Le journal anglais, The Guardian du 3 Mars, nous présente une
analyse des plus fines sur les liaisons adultérines, surprises par la lumière
du jour, entre l’Angleterre et l’Arabie saoudite. Avec un cynisme complice, il
nous dit qu’il devient urgissime de rompre nos liens avec ce régime, maintenant,
qu’il n’est plus d’aucune utilité. «Ne sommes-nous pas autonome en énergie.
Alors qu’attendons-nous pour prendre nos distances avec ce régime d’horreur ? »
S’interroge le journal.
Même son de cloche du côté de Washington. Trump hausse le ton, la
lune de miel prend fin avec fracas. Rappelons cette scène mémorable de la danse
des sabres, suivie de cette scène non moins mémorable, qui nous montre un MBS à
la maison blanche, affaissé dans ses habits exotiques, devant un Trump, assis
sur ses lauriers. Celui-ci, en bon marchand d’armes, exposant à ce marchand de
tapis, les dernières merveilles de «destruction massive » : alors
que ce dernier faisant figure de chef indigène, fasciné devant cette ferraille
étincelante, qui peut en un clin d’œil, anéantir toute une tribu rivale.

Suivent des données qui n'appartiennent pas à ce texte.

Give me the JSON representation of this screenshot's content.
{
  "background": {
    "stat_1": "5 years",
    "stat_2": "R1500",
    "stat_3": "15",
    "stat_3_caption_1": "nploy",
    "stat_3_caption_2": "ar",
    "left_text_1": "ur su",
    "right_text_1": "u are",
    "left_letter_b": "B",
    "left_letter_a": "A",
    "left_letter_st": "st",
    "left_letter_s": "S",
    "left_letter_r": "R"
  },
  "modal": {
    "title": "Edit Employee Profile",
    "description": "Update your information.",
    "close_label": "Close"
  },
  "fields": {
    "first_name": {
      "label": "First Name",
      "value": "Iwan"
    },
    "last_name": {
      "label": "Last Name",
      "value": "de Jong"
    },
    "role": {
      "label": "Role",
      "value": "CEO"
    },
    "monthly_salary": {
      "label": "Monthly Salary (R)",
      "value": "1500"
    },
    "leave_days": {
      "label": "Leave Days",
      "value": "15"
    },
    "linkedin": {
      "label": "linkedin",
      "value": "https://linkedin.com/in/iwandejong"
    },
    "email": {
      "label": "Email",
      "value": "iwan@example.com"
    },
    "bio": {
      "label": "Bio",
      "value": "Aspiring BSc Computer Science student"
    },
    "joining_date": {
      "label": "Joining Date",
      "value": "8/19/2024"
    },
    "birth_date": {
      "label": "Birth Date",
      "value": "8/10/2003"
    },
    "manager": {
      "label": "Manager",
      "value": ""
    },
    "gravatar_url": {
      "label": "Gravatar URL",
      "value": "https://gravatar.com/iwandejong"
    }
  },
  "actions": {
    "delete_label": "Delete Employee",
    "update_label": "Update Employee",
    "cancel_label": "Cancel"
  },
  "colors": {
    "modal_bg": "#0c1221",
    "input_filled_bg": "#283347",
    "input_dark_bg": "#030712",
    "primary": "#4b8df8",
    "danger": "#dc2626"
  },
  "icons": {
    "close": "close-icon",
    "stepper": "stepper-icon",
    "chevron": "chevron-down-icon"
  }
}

N’est-ce pas que c’est indécent pour un grand chef d’une grande tribu, de
négocier le prix de ces merveilles, qui promettent écrasement de l’ennemi et étanchement de
toutes les vendettas en souffrance ?
La lune de miel a vécu. Trump fulmine aujourd’hui, découvrant sa
fibre démocratique. Le congrès, de même que certaines voix des plus autorisées,
vont encore plus loin, en appelant à des sanctions contre un régime féodal, qui
ne fait que peu de cas des droits de l’homme. Un régime, qui n’est qu’un
guêpier, où pullulent les oisillons terroristes les plus prometteurs.
Comment on en est arrivé là ? Comment l’ami bien aimé, dont on
a chanté les louanges à tout vent, s’avère si exécrable ? Et comment, lui-même,
n’a pas saisi que l’image de marque est un trésor, si précieux, qu’il ne peut
souffrir la moindre incartade.
Fallait-il être naïf pour expliquer une telle hécatombe par l’effondrement
spectaculaire des prix de baril. Ni la guéguerre entre la Russie et l’Arabie,
ni la surproduction noyant et le marché et ses capacités de stockage : tous
ces éléments ne sont que l’arbre qui cache la forêt. Le coronavirus, à son tour, évoqué à tort et à travers, n’est
que la goute qui a fait déborder le vase. Mais, le vase saoudien a une
particularité spécifique, il est empli d’une liqueur dont l’arôme est si enivrant,
qu’il inocule cette paranoïa qui ne s’assigne aucune frontière à sa mégalomanie.
Rappelons-nous Neom. Cette folie grandeur nature, qui n’est qu’une ville titanesque
avec une lune surdimensionnée, et des étoiles hors norme, et des robots en
guise d’humains circulant dans des rues pavées de marbre, bordées de palais en
ivoire. Tous cet univers de merveille, où seule Alice peut s’y aventurer, est aujourd’hui à l’abandon, seuls les corbeaux y croassent.
Est-ce une telle mythomanie qui a rendu les dirigeants Saoudiens sourds
et aveugles à leur propre sort ? Comment n’ont-ils pas entendus les
craquements assourdissants d’un monde en pleine mutation ?
Pour s’arrêter ne serait-ce, que sur leur principale source de
puissance. Comment n’ont-ils pas été secoués par tant de signes annonciateurs,
de tant de révolutions : les énergies renouvelables, l’énergie verte
réclamée à cors et à cris, l’énergie éolienne et solaire….etc.
Depuis quand, une principale exportation est éternelle ?
Depuis quand, une demande défie la loi de la gravité ? Une telle myopie
intellectuelle sera perçue un jour comme légendaire, alors comment l’expliquer ?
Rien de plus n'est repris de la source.